Il faut aussi se rappeler qu’il est illégal de brûler ses déchets de jardin dans le Grand Moncton. On ne peut pas brûler ses feuilles d’automne.

«Lorsqu’on choisit de vivre dans une ville, on choisit de vivre proche de nos voisins. Alors, on ne sait jamais quand un incendie peut se propager. Ça prend juste un bon coup de vent inattendu et les étincelles volent partout mettant à risque la propriété de vos voisins», a avancé le chef pompier.

Les seuls feux extérieurs qui peuvent être allumés sont ceux qui sont conformes aux arrêtés municipaux. Certaines municipalités exigent des permis. D’autres non, mais encadrent l’activité avec des directives claires, comme seulement utiliser du bois sec.

De l’aide pour les victimes qui se retrouvent à la rue

En 2016, Big Hearts Small City a aidé 80 victimes d’incendie de Moncton, Fredericton et Miramichi à se trouver un nouveau logement. Or, l’organisme a un besoin criant de fonds.

En septembre, l’organisme n’a reçu que 200$ en dons.

«Nous n’avons pas beaucoup de fonds actuellement. Nous avons tout juste au-dessus de 400$ dans notre compte de banque pour aider des gens dans le besoin», a avoué Jason Surette, le fondateur.

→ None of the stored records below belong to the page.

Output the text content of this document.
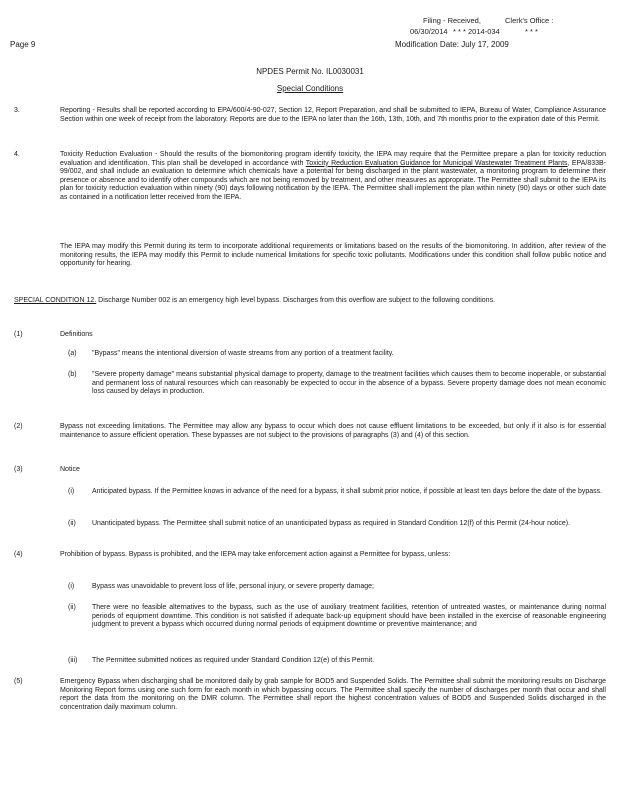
Filing - Received,	Clerk's Office :
06/30/2014 * * * 2014-034	* * *
Page 9	Modification Date: July 17, 2009
NPDES Permit No. IL0030031
Special Conditions
3.	Reporting - Results shall be reported according to EPA/600/4-90-027, Section 12, Report Preparation, and shall be submitted to IEPA, Bureau of Water, Compliance Assurance Section within one week of receipt from the laboratory. Reports are due to the IEPA no later than the 16th, 13th, 10th, and 7th months prior to the expiration date of this Permit.
4.	Toxicity Reduction Evaluation - Should the results of the biomonitoring program identify toxicity, the IEPA may require that the Permittee prepare a plan for toxicity reduction evaluation and identification. This plan shall be developed in accordance with Toxicity Reduction Evaluation Guidance for Municipal Wastewater Treatment Plants, EPA/833B-99/002, and shall include an evaluation to determine which chemicals have a potential for being discharged in the plant wastewater, a monitoring program to determine their presence or absence and to identify other compounds which are not being removed by treatment, and other measures as appropriate. The Permittee shall submit to the IEPA its plan for toxicity reduction evaluation within ninety (90) days following notification by the IEPA. The Permittee shall implement the plan within ninety (90) days or other such date as contained in a notification letter received from the IEPA.
The IEPA may modify this Permit during its term to incorporate additional requirements or limitations based on the results of the biomonitoring. In addition, after review of the monitoring results, the IEPA may modify this Permit to include numerical limitations for specific toxic pollutants. Modifications under this condition shall follow public notice and opportunity for hearing.
SPECIAL CONDITION 12. Discharge Number 002 is an emergency high level bypass. Discharges from this overflow are subject to the following conditions.
(1)	Definitions
(a) "Bypass" means the intentional diversion of waste streams from any portion of a treatment facility.
(b) "Severe property damage" means substantial physical damage to property, damage to the treatment facilities which causes them to become inoperable, or substantial and permanent loss of natural resources which can reasonably be expected to occur in the absence of a bypass. Severe property damage does not mean economic loss caused by delays in production.
(2)	Bypass not exceeding limitations. The Permittee may allow any bypass to occur which does not cause effluent limitations to be exceeded, but only if it also is for essential maintenance to assure efficient operation. These bypasses are not subject to the provisions of paragraphs (3) and (4) of this section.
(3)	Notice
(i)	Anticipated bypass. If the Permittee knows in advance of the need for a bypass, it shall submit prior notice, if possible at least ten days before the date of the bypass.
(ii) Unanticipated bypass. The Permittee shall submit notice of an unanticipated bypass as required in Standard Condition 12(f) of this Permit (24-hour notice).
(4)	Prohibition of bypass. Bypass is prohibited, and the IEPA may take enforcement action against a Permittee for bypass, unless:
(i)	Bypass was unavoidable to prevent loss of life, personal injury, or severe property damage;
(ii) There were no feasible alternatives to the bypass, such as the use of auxiliary treatment facilities, retention of untreated wastes, or maintenance during normal periods of equipment downtime. This condition is not satisfied if adequate back-up equipment should have been installed in the exercise of reasonable engineering judgment to prevent a bypass which occurred during normal periods of equipment downtime or preventive maintenance; and
(iii) The Permittee submitted notices as required under Standard Condition 12(e) of this Permit.
(5)	Emergency Bypass when discharging shall be monitored daily by grab sample for BOD5 and Suspended Solids. The Permittee shall submit the monitoring results on Discharge Monitoring Report forms using one such form for each month in which bypassing occurs. The Permittee shall specify the number of discharges per month that occur and shall report the data from the monitoring on the DMR column. The Permittee shall report the highest concentration values of BOD5 and Suspended Solids discharged in the concentration daily maximum column.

Quand la maison d’une famille qui n’avait pas les moyens de s’offrir des assurances passe au feu, Big Hearts Small City aide cette famille à trouver un nouvel endroit où rester très rapidement.

«On essaie de les placer dans une meilleure situation qu’auparavant, si on le peut. On essaie de répondre à leurs besoins. S’ils ont un animal de compagnie, on trouve un appartement qui peut les accommoder», a expliqué M. Surette.

En plus, l’organisme va aussi tenter d’obtenir, entre autres, de nouveaux lits pour les familles éprouvées.